Following the Federal Assembly’s recommendation, the Swiss Federal Council then has to set a date to hold the referendum. This must occur no later than 10 months after the Federal Assembly issued its recommendation. In order to pass, a popular initiative intending to modify the constitution needs to secure a “double majority”; the majority of the population and the majority of the Swiss cantons. Eventually, the proposal secured the required double majority with 50.34% of the population and 17 of 26 cantons favouring the initiative (for historic reasons some Cantons only have half a vote meaning that technically the Canton vote was 14.5 in favour and 8.5 against).
III. The next steps
Now, that the popular initiative has been successful, it enters the regular legislative process of the Swiss Confederation.
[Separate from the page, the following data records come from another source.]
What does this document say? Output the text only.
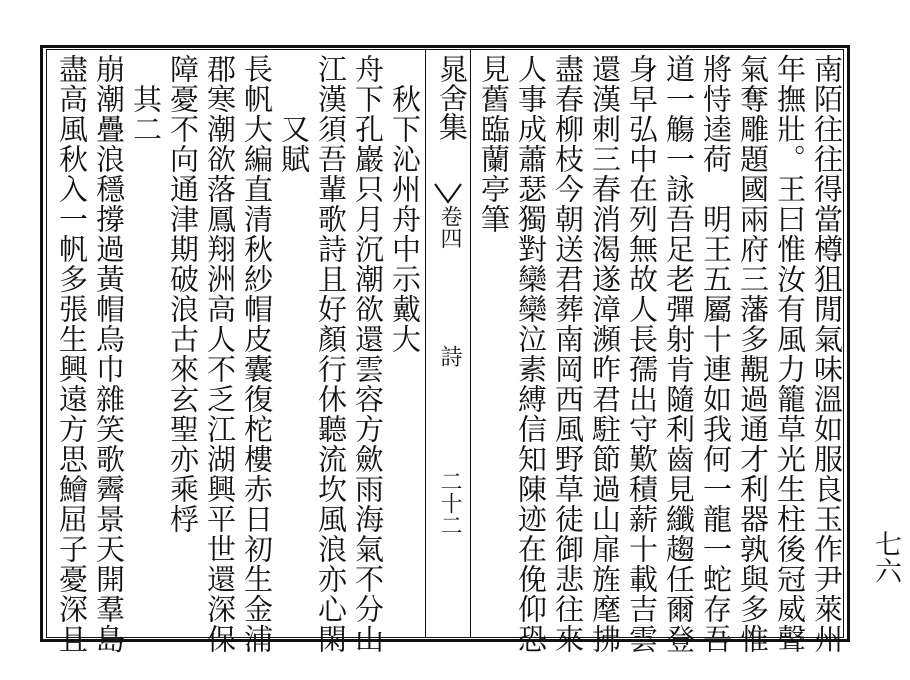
南陌往往得當樽狙閒氣味溫如服良玉作尹萊州
年撫壯。王曰惟汝有風力籠草光生柱後冠威聲
氣奪雕題國兩府三藩多覯過通才利器孰與多惟
將恃逵荷　明王五屬十連如我何一龍一蛇存吾
道一觴一詠吾足老彈射肯隨利齒見纖趨任爾登
身早弘中在列無故人長孺出守歎積薪十載吉雲
還漢刺三春消渴遂漳瀕昨君駐節過山扉旌麾拂
盡春柳枝今朝送君葬南岡西風野草徒御悲往來
人事成蕭瑟獨對欒欒泣素縛信知陳迹在俛仰恐
見舊臨蘭亭筆
晁舍集
卷四
詩
二十二
　秋下沁州舟中示戴大
舟下孔巖只月沉潮欲還雲容方歛雨海氣不分山
江漢須吾輩歌詩且好顏行休聽流坎風浪亦心閑
　　又賦
長帆大編直清秋紗帽皮囊復柁樓赤日初生金浦
郡寒潮欲落鳳翔洲高人不乏江湖興平世還深保
障憂不向通津期破浪古來玄聖亦乘桴
　其二
崩潮疊浪穩撐過黃帽烏巾雜笑歌霽景天開羣島
盡高風秋入一帆多張生興遠方思鱠屈子憂深且	七六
The Federal Assembly has precedence in legislative matters; the Federal Council can only legislate if the Assembly does not do so within the three years allotted by the new constitutional provision. The Federal Council has instructed the Federal Department of Justice and Police (FDJP), supported by the Departments of Justice and Police, Foreign Affairs and Economic Affairs, Education and Research and the Federal Office for Migration, to draft an implementation plan by the end of June of this year. The Council aims to present a draft law to the Federal Assembly by the end of 2014. According to the preliminary plan, the Assembly intends to start debating the legislation implementing the Mass Immigration Initiative in the Spring Session of 2015 (2nd-20th March).
However, in line with Swiss political convention, it is to be expected that the result of the vote will be tabled for discussion in parliament much earlier to allow the parties to determine what the Swiss voters “really wanted”. A political consensus over this “Will of the People” is the basis for any subsequent implementation. The next parliamentary session starts Monday, 3March 2014. This is when the struggle for the dominant interpretation of the vote will begin.
It is unlikely that all arguments of the initiative’s supporters will need to be re-considered during the legislative process. Some of the arguments that the supporters advanced in their campaign did not eventually appear to be a concern for voters. For example, anxiety over population density (“Dichte-Stress”), high rents and overcrowded trains were linked to increased immigration, suggesting the existence of a causal link between one and the other. However, in the regions that suffer most from those issues – i.e. densely populated urban areas – the electorate overwhelmingly voted against the initiative. Switzerland’s largest cities – Zurich, Geneva, Basel, Berne and Lausanne – all rejected the initiative by comfortable margins: Between 61.3% and 72.3% voted against the proposal (according to preliminary numbers from the Federal Statistical Office). Thus, to take the concerns of the Swiss electorate seriously, all actors will need to take care to identify what exactly motivated the Swiss voters to vote as they did.
While the implementation process is ongoing, most of the initiative’s provisions will not have an immediate impact on daily affairs. The exception is that no international treaties may be signed, which violate the initiative’s provisions (Art. I(4)). This means, for example, that Switzerland will not be able to accede to the Protocol extending the provisions of the Free Movement Agreement to Croatia, which has in turn, already caused the EU to shelf numerous bilateral projects with Switzerland.